Train / Test split and cross-validation in Python

Rabin Poudyal
4 min readJun 15, 2018

In machine learning, before running any algorithm in our dataset we need to divide our dataset into two sets one called training set and another test set. Imagine that we trained a machine learning model, now we need some way to measure how well our model is performing in new data which our model have not seen before. So we need two type of dataset, one to build the model and another to test the performance of our model. The performance of our test set should not be that different from our training set which signifies our machine learning model doing good and generalizing the examples from our dataset rather than rote learning them.

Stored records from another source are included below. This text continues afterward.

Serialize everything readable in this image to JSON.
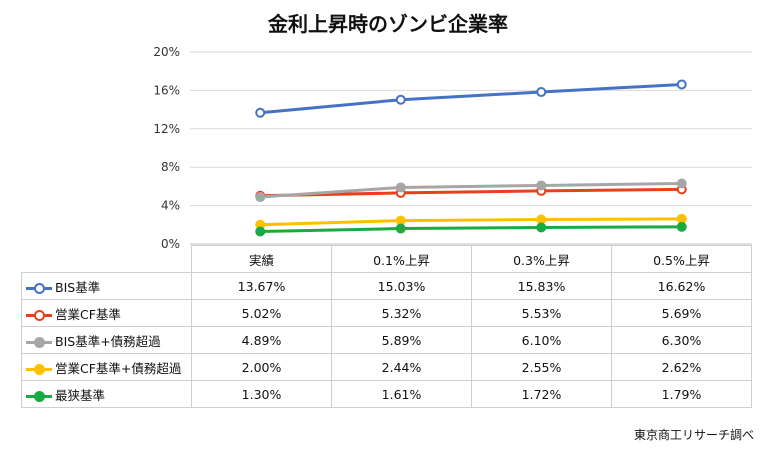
{
  "chart_data": {
    "type": "line",
    "title": "金利上昇時のゾンビ企業率",
    "categories": [
      "実績",
      "0.1%上昇",
      "0.3%上昇",
      "0.5%上昇"
    ],
    "ylim": [
      0,
      20
    ],
    "yticks": [
      "0%",
      "4%",
      "8%",
      "12%",
      "16%",
      "20%"
    ],
    "grid": true,
    "legend": "table-rows",
    "series": [
      {
        "name": "BIS基準",
        "color": "#4472c4",
        "marker": "hollow",
        "values": [
          13.67,
          15.03,
          15.83,
          16.62
        ],
        "labels": [
          "13.67%",
          "15.03%",
          "15.83%",
          "16.62%"
        ]
      },
      {
        "name": "営業CF基準",
        "color": "#e8401c",
        "marker": "hollow",
        "values": [
          5.02,
          5.32,
          5.53,
          5.69
        ],
        "labels": [
          "5.02%",
          "5.32%",
          "5.53%",
          "5.69%"
        ]
      },
      {
        "name": "BIS基準+債務超過",
        "color": "#a6a6a6",
        "marker": "filled",
        "values": [
          4.89,
          5.89,
          6.1,
          6.3
        ],
        "labels": [
          "4.89%",
          "5.89%",
          "6.10%",
          "6.30%"
        ]
      },
      {
        "name": "営業CF基準+債務超過",
        "color": "#ffc000",
        "marker": "filled",
        "values": [
          2.0,
          2.44,
          2.55,
          2.62
        ],
        "labels": [
          "2.00%",
          "2.44%",
          "2.55%",
          "2.62%"
        ]
      },
      {
        "name": "最狭基準",
        "color": "#1aab40",
        "marker": "filled",
        "values": [
          1.3,
          1.61,
          1.72,
          1.79
        ],
        "labels": [
          "1.30%",
          "1.61%",
          "1.72%",
          "1.79%"
        ]
      }
    ]
  },
  "source": "東京商工リサーチ調べ"
}
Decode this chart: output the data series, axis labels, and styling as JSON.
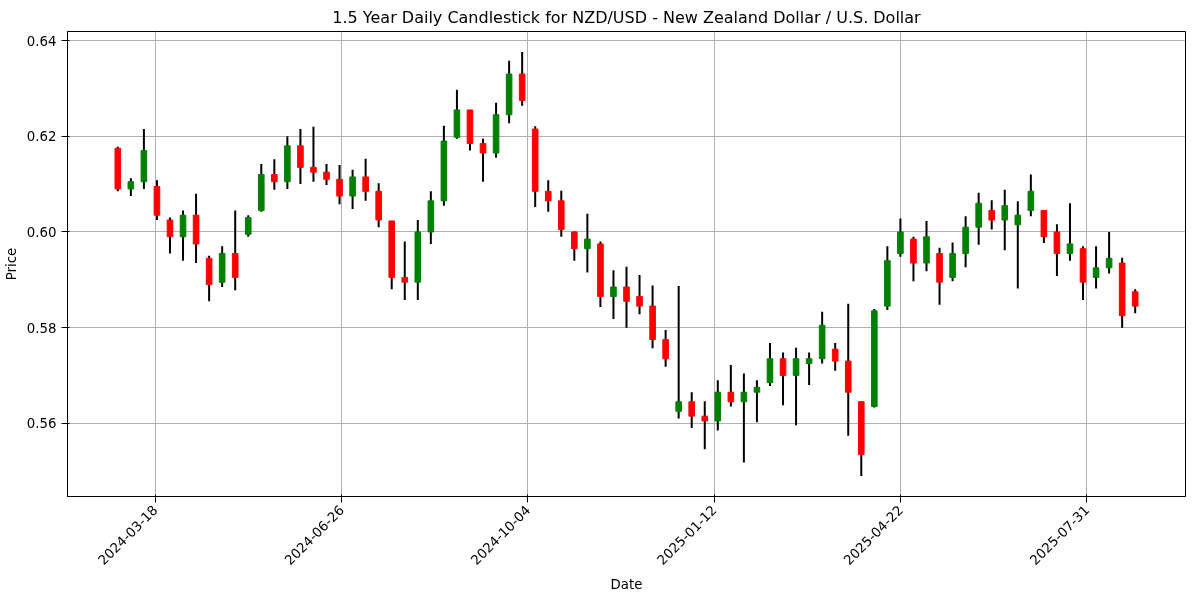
{
  "chart_data": {
    "type": "candlestick",
    "title": "1.5 Year Daily Candlestick for NZD/USD - New Zealand Dollar / U.S. Dollar",
    "xlabel": "Date",
    "ylabel": "Price",
    "x": [
      "2024-02-27",
      "2024-03-05",
      "2024-03-12",
      "2024-03-19",
      "2024-03-26",
      "2024-04-02",
      "2024-04-09",
      "2024-04-16",
      "2024-04-23",
      "2024-04-30",
      "2024-05-07",
      "2024-05-14",
      "2024-05-21",
      "2024-05-28",
      "2024-06-04",
      "2024-06-11",
      "2024-06-18",
      "2024-06-25",
      "2024-07-02",
      "2024-07-09",
      "2024-07-16",
      "2024-07-23",
      "2024-07-30",
      "2024-08-06",
      "2024-08-13",
      "2024-08-20",
      "2024-08-27",
      "2024-09-03",
      "2024-09-10",
      "2024-09-17",
      "2024-09-24",
      "2024-10-01",
      "2024-10-08",
      "2024-10-15",
      "2024-10-22",
      "2024-10-29",
      "2024-11-05",
      "2024-11-12",
      "2024-11-19",
      "2024-11-26",
      "2024-12-03",
      "2024-12-10",
      "2024-12-17",
      "2024-12-24",
      "2024-12-31",
      "2025-01-07",
      "2025-01-14",
      "2025-01-21",
      "2025-01-28",
      "2025-02-04",
      "2025-02-11",
      "2025-02-18",
      "2025-02-25",
      "2025-03-04",
      "2025-03-11",
      "2025-03-18",
      "2025-03-25",
      "2025-04-01",
      "2025-04-08",
      "2025-04-15",
      "2025-04-22",
      "2025-04-29",
      "2025-05-06",
      "2025-05-13",
      "2025-05-20",
      "2025-05-27",
      "2025-06-03",
      "2025-06-10",
      "2025-06-17",
      "2025-06-24",
      "2025-07-01",
      "2025-07-08",
      "2025-07-15",
      "2025-07-22",
      "2025-07-29",
      "2025-08-05",
      "2025-08-12",
      "2025-08-19",
      "2025-08-26"
    ],
    "ohlc": [
      [
        0.6175,
        0.6178,
        0.6085,
        0.609
      ],
      [
        0.609,
        0.6112,
        0.6075,
        0.6105
      ],
      [
        0.6105,
        0.6215,
        0.609,
        0.617
      ],
      [
        0.6095,
        0.6108,
        0.6025,
        0.6035
      ],
      [
        0.6025,
        0.603,
        0.5955,
        0.599
      ],
      [
        0.599,
        0.6045,
        0.594,
        0.6035
      ],
      [
        0.6035,
        0.608,
        0.5935,
        0.5975
      ],
      [
        0.5945,
        0.595,
        0.5855,
        0.589
      ],
      [
        0.5895,
        0.597,
        0.5885,
        0.5955
      ],
      [
        0.5955,
        0.6045,
        0.5878,
        0.5905
      ],
      [
        0.5995,
        0.6035,
        0.599,
        0.603
      ],
      [
        0.6045,
        0.6142,
        0.6042,
        0.612
      ],
      [
        0.612,
        0.6152,
        0.6088,
        0.6105
      ],
      [
        0.6105,
        0.62,
        0.609,
        0.618
      ],
      [
        0.618,
        0.6215,
        0.61,
        0.6135
      ],
      [
        0.6135,
        0.622,
        0.6105,
        0.6125
      ],
      [
        0.6125,
        0.6142,
        0.6098,
        0.611
      ],
      [
        0.611,
        0.614,
        0.6058,
        0.6075
      ],
      [
        0.6075,
        0.613,
        0.6048,
        0.6115
      ],
      [
        0.6115,
        0.6153,
        0.6065,
        0.6085
      ],
      [
        0.6085,
        0.6102,
        0.601,
        0.6025
      ],
      [
        0.6023,
        0.6023,
        0.588,
        0.5905
      ],
      [
        0.5905,
        0.598,
        0.5858,
        0.5895
      ],
      [
        0.5895,
        0.6025,
        0.5858,
        0.6
      ],
      [
        0.6,
        0.6085,
        0.5975,
        0.6065
      ],
      [
        0.6065,
        0.6222,
        0.6055,
        0.619
      ],
      [
        0.6198,
        0.6297,
        0.6195,
        0.6255
      ],
      [
        0.6255,
        0.6255,
        0.617,
        0.6185
      ],
      [
        0.6185,
        0.6195,
        0.6105,
        0.6165
      ],
      [
        0.6165,
        0.627,
        0.6155,
        0.6245
      ],
      [
        0.6245,
        0.6358,
        0.6227,
        0.633
      ],
      [
        0.633,
        0.6376,
        0.6264,
        0.6275
      ],
      [
        0.6215,
        0.6221,
        0.6052,
        0.6085
      ],
      [
        0.6085,
        0.6108,
        0.6042,
        0.6065
      ],
      [
        0.6065,
        0.6086,
        0.599,
        0.6005
      ],
      [
        0.6,
        0.6001,
        0.594,
        0.5965
      ],
      [
        0.5965,
        0.6038,
        0.5915,
        0.5985
      ],
      [
        0.5975,
        0.598,
        0.5843,
        0.5865
      ],
      [
        0.5865,
        0.592,
        0.5818,
        0.5885
      ],
      [
        0.5885,
        0.5927,
        0.58,
        0.5855
      ],
      [
        0.5865,
        0.591,
        0.5828,
        0.5845
      ],
      [
        0.5845,
        0.5888,
        0.5757,
        0.5775
      ],
      [
        0.5775,
        0.5795,
        0.5718,
        0.5735
      ],
      [
        0.5625,
        0.5887,
        0.561,
        0.5645
      ],
      [
        0.5645,
        0.5665,
        0.559,
        0.5615
      ],
      [
        0.5615,
        0.5646,
        0.5546,
        0.5605
      ],
      [
        0.5605,
        0.569,
        0.5585,
        0.5665
      ],
      [
        0.5665,
        0.5722,
        0.5635,
        0.5645
      ],
      [
        0.5645,
        0.5704,
        0.5518,
        0.5665
      ],
      [
        0.5665,
        0.569,
        0.5602,
        0.5675
      ],
      [
        0.5685,
        0.5768,
        0.5678,
        0.5735
      ],
      [
        0.5735,
        0.5748,
        0.5638,
        0.57
      ],
      [
        0.57,
        0.5758,
        0.5596,
        0.5735
      ],
      [
        0.5725,
        0.5748,
        0.568,
        0.5735
      ],
      [
        0.5735,
        0.5833,
        0.5725,
        0.5805
      ],
      [
        0.5755,
        0.5768,
        0.571,
        0.573
      ],
      [
        0.573,
        0.585,
        0.5574,
        0.5665
      ],
      [
        0.5645,
        0.5646,
        0.549,
        0.5535
      ],
      [
        0.5635,
        0.5839,
        0.5633,
        0.5835
      ],
      [
        0.5845,
        0.597,
        0.5837,
        0.594
      ],
      [
        0.5955,
        0.6028,
        0.5948,
        0.6
      ],
      [
        0.5985,
        0.599,
        0.5897,
        0.5935
      ],
      [
        0.5935,
        0.6023,
        0.5918,
        0.599
      ],
      [
        0.5955,
        0.5967,
        0.5848,
        0.5895
      ],
      [
        0.5905,
        0.5978,
        0.5897,
        0.5955
      ],
      [
        0.5955,
        0.6033,
        0.5926,
        0.601
      ],
      [
        0.601,
        0.6082,
        0.5973,
        0.606
      ],
      [
        0.6045,
        0.6066,
        0.6005,
        0.6025
      ],
      [
        0.6025,
        0.6088,
        0.5962,
        0.6055
      ],
      [
        0.6015,
        0.6064,
        0.5882,
        0.6035
      ],
      [
        0.6045,
        0.612,
        0.6033,
        0.6085
      ],
      [
        0.6045,
        0.6045,
        0.5977,
        0.599
      ],
      [
        0.6,
        0.6016,
        0.5908,
        0.5955
      ],
      [
        0.5955,
        0.606,
        0.594,
        0.5975
      ],
      [
        0.5965,
        0.597,
        0.5858,
        0.5895
      ],
      [
        0.5905,
        0.597,
        0.5882,
        0.5925
      ],
      [
        0.5925,
        0.6,
        0.5913,
        0.5945
      ],
      [
        0.5935,
        0.5946,
        0.58,
        0.5825
      ],
      [
        0.5875,
        0.588,
        0.583,
        0.5845
      ]
    ],
    "colors": [
      "#ff0000",
      "#008000",
      "#008000",
      "#ff0000",
      "#ff0000",
      "#008000",
      "#ff0000",
      "#ff0000",
      "#008000",
      "#ff0000",
      "#008000",
      "#008000",
      "#ff0000",
      "#008000",
      "#ff0000",
      "#ff0000",
      "#ff0000",
      "#ff0000",
      "#008000",
      "#ff0000",
      "#ff0000",
      "#ff0000",
      "#ff0000",
      "#008000",
      "#008000",
      "#008000",
      "#008000",
      "#ff0000",
      "#ff0000",
      "#008000",
      "#008000",
      "#ff0000",
      "#ff0000",
      "#ff0000",
      "#ff0000",
      "#ff0000",
      "#008000",
      "#ff0000",
      "#008000",
      "#ff0000",
      "#ff0000",
      "#ff0000",
      "#ff0000",
      "#008000",
      "#ff0000",
      "#ff0000",
      "#008000",
      "#ff0000",
      "#008000",
      "#008000",
      "#008000",
      "#ff0000",
      "#008000",
      "#008000",
      "#008000",
      "#ff0000",
      "#ff0000",
      "#ff0000",
      "#008000",
      "#008000",
      "#008000",
      "#ff0000",
      "#008000",
      "#ff0000",
      "#008000",
      "#008000",
      "#008000",
      "#ff0000",
      "#008000",
      "#008000",
      "#008000",
      "#ff0000",
      "#ff0000",
      "#008000",
      "#ff0000",
      "#008000",
      "#008000",
      "#ff0000",
      "#ff0000"
    ],
    "color": "#000000",
    "xlim": [
      "2024-01-31",
      "2025-09-22"
    ],
    "xticks": [
      "2024-03-18",
      "2024-06-26",
      "2024-10-04",
      "2025-01-12",
      "2025-04-22",
      "2025-07-31"
    ],
    "ylim": [
      0.5447,
      0.6419
    ],
    "yticks": [
      {
        "value": 0.56,
        "label": "0.56"
      },
      {
        "value": 0.58,
        "label": "0.58"
      },
      {
        "value": 0.6,
        "label": "0.60"
      },
      {
        "value": 0.62,
        "label": "0.62"
      },
      {
        "value": 0.64,
        "label": "0.64"
      }
    ],
    "grid": true
  }
}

Imagine a student being prepared for exam. He practices all the questions from the past papers and now goes to the exam hall. When the examiner handles him the question he sees there are no any past questions from previous exams. Now the student could not solve any questions even if he can his grades would be so low. If all the questions were taken from previous exams, then he could have scored highest marks in his class.

Overfitting

The condition when learning algorithm tries to remember all the examples from training set ( rote learning ) is known as overfitting of the model. This happens when there are lot of features in our model or our model is too complex.

Underfitting

The condition when learning algorithm could not learn the correlations between attributes of dataset properly then it is known as underfitting of the model. Our model misses the trends or patterns in the data and could not generalize well for the training set.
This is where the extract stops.